彼女はその町の小さな喫茶店でウェイトレスをしていた。その店は店内に大きな白いオウムを飼っていることで少しは有名な店だったらしいが、僕はそうとは知らずに喫茶店に入って、そしてそこのニコちゃんという大きなオウムに「イラッシャイマセ!」と出迎えられた。

 細かいことはもう覚えていない。彼女は目を白黒させている僕に声をかけ、席に導き、飲み物を勧め、それから……。
 とにかく、彼女は終始優しかった。

 僕が店を出ようとすると彼女は言った。
「触ってみますか?」
「え、いいんですか」
「はい、大丈夫ですよ。ニコちゃんは大人しいので。ねぇニコちゃん」
彼女がオウムに話しかけるとオウムはゴニョゴニョと半分人の声のような変な鳴き声を上げた。
「触ってみますか」
「……じゃあ」
鳥かごの扉が空けられるとオウムは彼女の手に飛び移った。白い大きな翼をバサバサと羽ばたたせて、その度に空気の塊が風になって頬を打った。
「賢いですね」
「そうですねぇ、オウムは凄く頭が良い動物なので。首の後ろとか羽の先っぽを撫でてもらえるとニコちゃんも喜ぶと思います」
恐る恐る翼の先に手を伸ばした。オウムは頭を前後に揺らしながら僕を見ている。指先が翼に触れた。柔らかい絹のような羽が僕の指の間を滑っていく。
「……すごい」
突然、オウムが「ニコチャン!」と大きな声を上げた。僕はあわてて手を引っ込める。
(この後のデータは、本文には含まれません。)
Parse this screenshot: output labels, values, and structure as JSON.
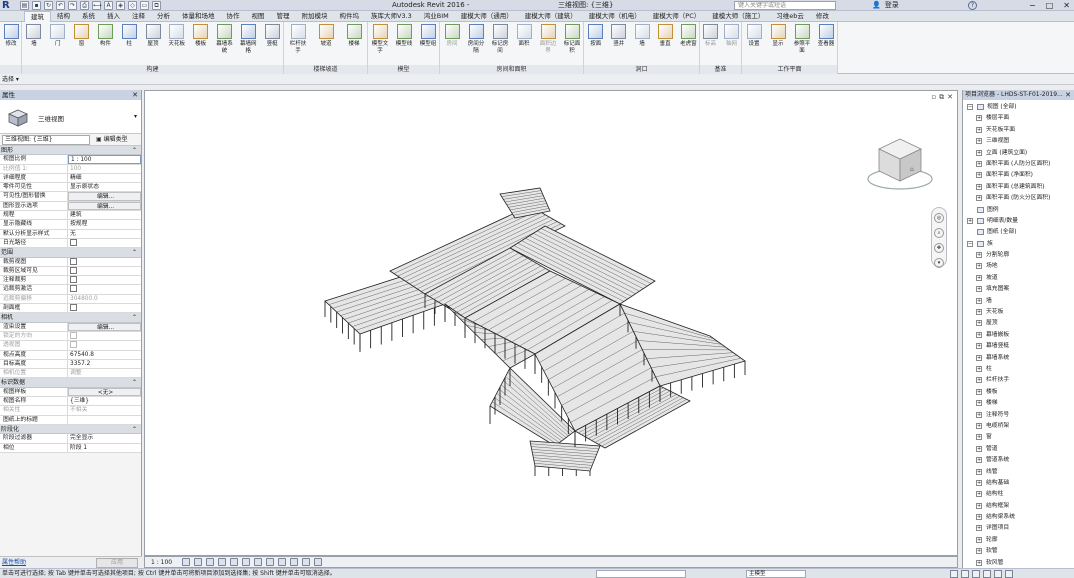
{
  "app": {
    "title": "Autodesk Revit 2016 -",
    "document": "三维视图: {三维}",
    "search_placeholder": "键入关键字或短语",
    "user_label": "登录",
    "help_label": "?"
  },
  "ribbon_tabs": [
    "建筑",
    "结构",
    "系统",
    "插入",
    "注释",
    "分析",
    "体量和场地",
    "协作",
    "视图",
    "管理",
    "附加模块",
    "构件坞",
    "族库大师V3.3",
    "鸿业BIM",
    "建模大师（通用）",
    "建模大师（建筑）",
    "建模大师（机电）",
    "建模大师（PC）",
    "建模大师（施工）",
    "习维eb云",
    "修改"
  ],
  "ribbon_groups": [
    {
      "label": "",
      "buttons": [
        "修改"
      ]
    },
    {
      "label": "构建",
      "buttons": [
        "墙",
        "门",
        "窗",
        "构件",
        "柱",
        "屋顶",
        "天花板",
        "楼板",
        "幕墙系统",
        "幕墙网格",
        "竖梃"
      ]
    },
    {
      "label": "楼梯坡道",
      "buttons": [
        "栏杆扶手",
        "坡道",
        "楼梯"
      ]
    },
    {
      "label": "模型",
      "buttons": [
        "模型文字",
        "模型线",
        "模型组"
      ]
    },
    {
      "label": "房间和面积",
      "buttons": [
        "房间",
        "房间分隔",
        "标记房间",
        "面积",
        "面积边界",
        "标记面积"
      ]
    },
    {
      "label": "洞口",
      "buttons": [
        "按面",
        "竖井",
        "墙",
        "垂直",
        "老虎窗"
      ]
    },
    {
      "label": "基准",
      "buttons": [
        "标高",
        "轴网"
      ]
    },
    {
      "label": "工作平面",
      "buttons": [
        "设置",
        "显示",
        "参照平面",
        "查看器"
      ]
    }
  ],
  "select_label": "选择 ▾",
  "properties": {
    "title": "属性",
    "type_name": "三维视图",
    "view_select": "三维视图: {三维}",
    "edit_type": "编辑类型",
    "sections": [
      {
        "name": "图形",
        "rows": [
          {
            "n": "视图比例",
            "v": "1 : 100",
            "kind": "input"
          },
          {
            "n": "比例值 1:",
            "v": "100",
            "dim": true
          },
          {
            "n": "详细程度",
            "v": "精细"
          },
          {
            "n": "零件可见性",
            "v": "显示原状态"
          },
          {
            "n": "可见性/图形替换",
            "v": "编辑...",
            "kind": "btn"
          },
          {
            "n": "图形显示选项",
            "v": "编辑...",
            "kind": "btn"
          },
          {
            "n": "规程",
            "v": "建筑"
          },
          {
            "n": "显示隐藏线",
            "v": "按规程"
          },
          {
            "n": "默认分析显示样式",
            "v": "无"
          },
          {
            "n": "日光路径",
            "v": "",
            "kind": "chk"
          }
        ]
      },
      {
        "name": "范围",
        "rows": [
          {
            "n": "裁剪视图",
            "v": "",
            "kind": "chk"
          },
          {
            "n": "裁剪区域可见",
            "v": "",
            "kind": "chk"
          },
          {
            "n": "注释裁剪",
            "v": "",
            "kind": "chk"
          },
          {
            "n": "远裁剪激活",
            "v": "",
            "kind": "chk"
          },
          {
            "n": "远裁剪偏移",
            "v": "304800.0",
            "dim": true
          },
          {
            "n": "剖面框",
            "v": "",
            "kind": "chk"
          }
        ]
      },
      {
        "name": "相机",
        "rows": [
          {
            "n": "渲染设置",
            "v": "编辑...",
            "kind": "btn"
          },
          {
            "n": "锁定的方向",
            "v": "",
            "kind": "chk",
            "dim": true
          },
          {
            "n": "透视图",
            "v": "",
            "kind": "chk",
            "dim": true
          },
          {
            "n": "视点高度",
            "v": "67540.8"
          },
          {
            "n": "目标高度",
            "v": "3357.2"
          },
          {
            "n": "相机位置",
            "v": "调整",
            "dim": true
          }
        ]
      },
      {
        "name": "标识数据",
        "rows": [
          {
            "n": "视图样板",
            "v": "<无>",
            "kind": "btn"
          },
          {
            "n": "视图名称",
            "v": "{三维}"
          },
          {
            "n": "相关性",
            "v": "不相关",
            "dim": true
          },
          {
            "n": "图纸上的标题",
            "v": ""
          }
        ]
      },
      {
        "name": "阶段化",
        "rows": [
          {
            "n": "阶段过滤器",
            "v": "完全显示"
          },
          {
            "n": "相位",
            "v": "阶段 1"
          }
        ]
      }
    ],
    "help_link": "属性帮助",
    "apply": "应用"
  },
  "view_control": {
    "scale": "1 : 100"
  },
  "browser": {
    "title": "项目浏览器 - LHDS-ST-F01-2019...",
    "items": [
      {
        "t": "视图 (全部)",
        "lvl": 0,
        "tog": "−"
      },
      {
        "t": "楼层平面",
        "lvl": 1,
        "tog": "+"
      },
      {
        "t": "天花板平面",
        "lvl": 1,
        "tog": "+"
      },
      {
        "t": "三维视图",
        "lvl": 1,
        "tog": "+"
      },
      {
        "t": "立面 (建筑立面)",
        "lvl": 1,
        "tog": "+"
      },
      {
        "t": "面积平面 (人防分区面积)",
        "lvl": 1,
        "tog": "+"
      },
      {
        "t": "面积平面 (净面积)",
        "lvl": 1,
        "tog": "+"
      },
      {
        "t": "面积平面 (总建筑面积)",
        "lvl": 1,
        "tog": "+"
      },
      {
        "t": "面积平面 (防火分区面积)",
        "lvl": 1,
        "tog": "+"
      },
      {
        "t": "图例",
        "lvl": 0,
        "tog": ""
      },
      {
        "t": "明细表/数量",
        "lvl": 0,
        "tog": "+"
      },
      {
        "t": "图纸 (全部)",
        "lvl": 0,
        "tog": ""
      },
      {
        "t": "族",
        "lvl": 0,
        "tog": "−"
      },
      {
        "t": "分割轮廓",
        "lvl": 1,
        "tog": "+"
      },
      {
        "t": "场地",
        "lvl": 1,
        "tog": "+"
      },
      {
        "t": "坡道",
        "lvl": 1,
        "tog": "+"
      },
      {
        "t": "填充图案",
        "lvl": 1,
        "tog": "+"
      },
      {
        "t": "墙",
        "lvl": 1,
        "tog": "+"
      },
      {
        "t": "天花板",
        "lvl": 1,
        "tog": "+"
      },
      {
        "t": "屋顶",
        "lvl": 1,
        "tog": "+"
      },
      {
        "t": "幕墙嵌板",
        "lvl": 1,
        "tog": "+"
      },
      {
        "t": "幕墙竖梃",
        "lvl": 1,
        "tog": "+"
      },
      {
        "t": "幕墙系统",
        "lvl": 1,
        "tog": "+"
      },
      {
        "t": "柱",
        "lvl": 1,
        "tog": "+"
      },
      {
        "t": "栏杆扶手",
        "lvl": 1,
        "tog": "+"
      },
      {
        "t": "楼板",
        "lvl": 1,
        "tog": "+"
      },
      {
        "t": "楼梯",
        "lvl": 1,
        "tog": "+"
      },
      {
        "t": "注释符号",
        "lvl": 1,
        "tog": "+"
      },
      {
        "t": "电缆桥架",
        "lvl": 1,
        "tog": "+"
      },
      {
        "t": "窗",
        "lvl": 1,
        "tog": "+"
      },
      {
        "t": "管道",
        "lvl": 1,
        "tog": "+"
      },
      {
        "t": "管道系统",
        "lvl": 1,
        "tog": "+"
      },
      {
        "t": "线管",
        "lvl": 1,
        "tog": "+"
      },
      {
        "t": "结构基础",
        "lvl": 1,
        "tog": "+"
      },
      {
        "t": "结构柱",
        "lvl": 1,
        "tog": "+"
      },
      {
        "t": "结构框架",
        "lvl": 1,
        "tog": "+"
      },
      {
        "t": "结构梁系统",
        "lvl": 1,
        "tog": "+"
      },
      {
        "t": "详图项目",
        "lvl": 1,
        "tog": "+"
      },
      {
        "t": "轮廓",
        "lvl": 1,
        "tog": "+"
      },
      {
        "t": "软管",
        "lvl": 1,
        "tog": "+"
      },
      {
        "t": "软风管",
        "lvl": 1,
        "tog": "+"
      }
    ]
  },
  "status": {
    "text": "单击可进行选择; 按 Tab 键并单击可选择其他项目; 按 Ctrl 键并单击可将新项目添加到选择集; 按 Shift 键并单击可取消选择。",
    "model_label": "主模型"
  },
  "colors": {
    "accent": "#1d3f8a",
    "panel_title": "#c9d2e3"
  }
}
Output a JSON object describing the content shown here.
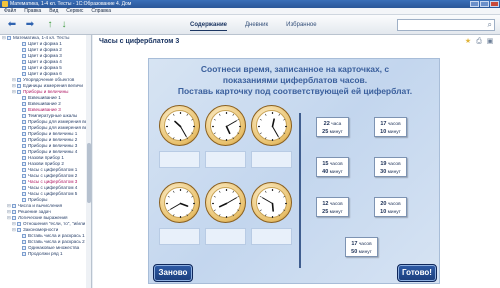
{
  "window": {
    "title": "Математика, 1-4 кл. Тесты - 1С:Образование 4. Дом"
  },
  "menu": [
    "Файл",
    "Правка",
    "Вид",
    "Сервис",
    "Справка"
  ],
  "tabs": [
    {
      "label": "Содержание",
      "active": true
    },
    {
      "label": "Дневник",
      "active": false
    },
    {
      "label": "Избранное",
      "active": false
    }
  ],
  "search": {
    "value": "",
    "placeholder": ""
  },
  "sidebar": {
    "items": [
      {
        "label": "Математика, 1-4 кл. Тесты",
        "depth": 0,
        "kind": "folder",
        "selected": false
      },
      {
        "label": "Цвет и форма 1",
        "depth": 3,
        "kind": "doc",
        "selected": false
      },
      {
        "label": "Цвет и форма 2",
        "depth": 3,
        "kind": "doc",
        "selected": false
      },
      {
        "label": "Цвет и форма 3",
        "depth": 3,
        "kind": "doc",
        "selected": false
      },
      {
        "label": "Цвет и форма 4",
        "depth": 3,
        "kind": "doc",
        "selected": false
      },
      {
        "label": "Цвет и форма 5",
        "depth": 3,
        "kind": "doc",
        "selected": false
      },
      {
        "label": "Цвет и форма 6",
        "depth": 3,
        "kind": "doc",
        "selected": false
      },
      {
        "label": "Упорядочение объектов",
        "depth": 2,
        "kind": "folder",
        "selected": false
      },
      {
        "label": "Единицы измерения величи",
        "depth": 2,
        "kind": "folder",
        "selected": false
      },
      {
        "label": "Приборы и величины",
        "depth": 2,
        "kind": "folder",
        "selected": true
      },
      {
        "label": "Взвешивание 1",
        "depth": 3,
        "kind": "doc",
        "selected": false
      },
      {
        "label": "Взвешивание 2",
        "depth": 3,
        "kind": "doc",
        "selected": false
      },
      {
        "label": "Взвешивание 3",
        "depth": 3,
        "kind": "doc",
        "selected": true
      },
      {
        "label": "Температурные шкалы",
        "depth": 3,
        "kind": "doc",
        "selected": false
      },
      {
        "label": "Приборы для измерения ве",
        "depth": 3,
        "kind": "doc",
        "selected": false
      },
      {
        "label": "Приборы для измерения ве",
        "depth": 3,
        "kind": "doc",
        "selected": false
      },
      {
        "label": "Приборы и величины 1",
        "depth": 3,
        "kind": "doc",
        "selected": false
      },
      {
        "label": "Приборы и величины 2",
        "depth": 3,
        "kind": "doc",
        "selected": false
      },
      {
        "label": "Приборы и величины 3",
        "depth": 3,
        "kind": "doc",
        "selected": false
      },
      {
        "label": "Приборы и величины 4",
        "depth": 3,
        "kind": "doc",
        "selected": false
      },
      {
        "label": "Назови прибор 1",
        "depth": 3,
        "kind": "doc",
        "selected": false
      },
      {
        "label": "Назови прибор 2",
        "depth": 3,
        "kind": "doc",
        "selected": false
      },
      {
        "label": "Часы с циферблатом 1",
        "depth": 3,
        "kind": "doc",
        "selected": false
      },
      {
        "label": "Часы с циферблатом 2",
        "depth": 3,
        "kind": "doc",
        "selected": false
      },
      {
        "label": "Часы с циферблатом 3",
        "depth": 3,
        "kind": "doc",
        "selected": true
      },
      {
        "label": "Часы с циферблатом 4",
        "depth": 3,
        "kind": "doc",
        "selected": false
      },
      {
        "label": "Часы с циферблатом 5",
        "depth": 3,
        "kind": "doc",
        "selected": false
      },
      {
        "label": "Приборы",
        "depth": 3,
        "kind": "doc",
        "selected": false
      },
      {
        "label": "Числа и вычисления",
        "depth": 1,
        "kind": "folder",
        "selected": false
      },
      {
        "label": "Решение задач",
        "depth": 1,
        "kind": "folder",
        "selected": false
      },
      {
        "label": "Логические выражения",
        "depth": 1,
        "kind": "folder",
        "selected": false
      },
      {
        "label": "Отношения \"если, то\", \"и/или",
        "depth": 2,
        "kind": "folder",
        "selected": false
      },
      {
        "label": "Закономерности",
        "depth": 2,
        "kind": "folder",
        "selected": false
      },
      {
        "label": "Вставь числа и раскрась 1",
        "depth": 3,
        "kind": "doc",
        "selected": false
      },
      {
        "label": "Вставь числа и раскрась 2",
        "depth": 3,
        "kind": "doc",
        "selected": false
      },
      {
        "label": "Одинаковые множества",
        "depth": 3,
        "kind": "doc",
        "selected": false
      },
      {
        "label": "Продолжи ряд 1",
        "depth": 3,
        "kind": "doc",
        "selected": false
      }
    ]
  },
  "page": {
    "title": "Часы с циферблатом 3"
  },
  "exercise": {
    "instruction_line1": "Соотнеси время, записанное на карточках, с",
    "instruction_line2": "показаниями циферблатов часов.",
    "instruction_line3": "Поставь карточку под соответствующей ей циферблат.",
    "clocks": [
      {
        "hour": 22,
        "minute": 25
      },
      {
        "hour": 17,
        "minute": 10
      },
      {
        "hour": 12,
        "minute": 25
      },
      {
        "hour": 15,
        "minute": 40
      },
      {
        "hour": 20,
        "minute": 10
      },
      {
        "hour": 17,
        "minute": 50
      }
    ],
    "cards": [
      {
        "hours": "22",
        "hours_word": "часа",
        "minutes": "25",
        "minutes_word": "минут"
      },
      {
        "hours": "17",
        "hours_word": "часов",
        "minutes": "10",
        "minutes_word": "минут"
      },
      {
        "hours": "15",
        "hours_word": "часов",
        "minutes": "40",
        "minutes_word": "минут"
      },
      {
        "hours": "19",
        "hours_word": "часов",
        "minutes": "30",
        "minutes_word": "минут"
      },
      {
        "hours": "12",
        "hours_word": "часов",
        "minutes": "25",
        "minutes_word": "минут"
      },
      {
        "hours": "20",
        "hours_word": "часов",
        "minutes": "10",
        "minutes_word": "минут"
      },
      {
        "hours": "17",
        "hours_word": "часов",
        "minutes": "50",
        "minutes_word": "минут"
      }
    ],
    "reset_label": "Заново",
    "done_label": "Готово!"
  },
  "colors": {
    "accent": "#1b3e7c",
    "selected_text": "#b01a66",
    "board": "#c9daef"
  }
}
オウムはさっきより激しく頭を前後に振って相変わらず僕の指先を見ていた。
「良かったねぇニコちゃん、触ってもらえてー」
僕が腕を下ろしたのを見て彼女はオウムを鳥かごに戻した。
「うんうん嬉しいねぇ」
ニコちゃんは檻の中でバサバサ翼を動かした。
「……喜んでますか」
「えぇ! とても」



 その次の日、僕もオウムを飼ってみたいんですと彼女に相談して、何も知らない僕はオウムがそんな何十万もするなんて思ってもみなくて、彼女はそんな僕を笑って、彼女の提案で僕はオウムより二回りほど小さいオカメインコを飼うことになった。
 僕はその新しい家族に翔くんという名前を付け、彼女はその後も親切に僕にインコの育て方や接し方を教えてくれ、やがて僕たちはプライベートでも顔を合わすことが多くなり、そして最終的に、僕は彼女の太股に蜘蛛の刺青があることを知った。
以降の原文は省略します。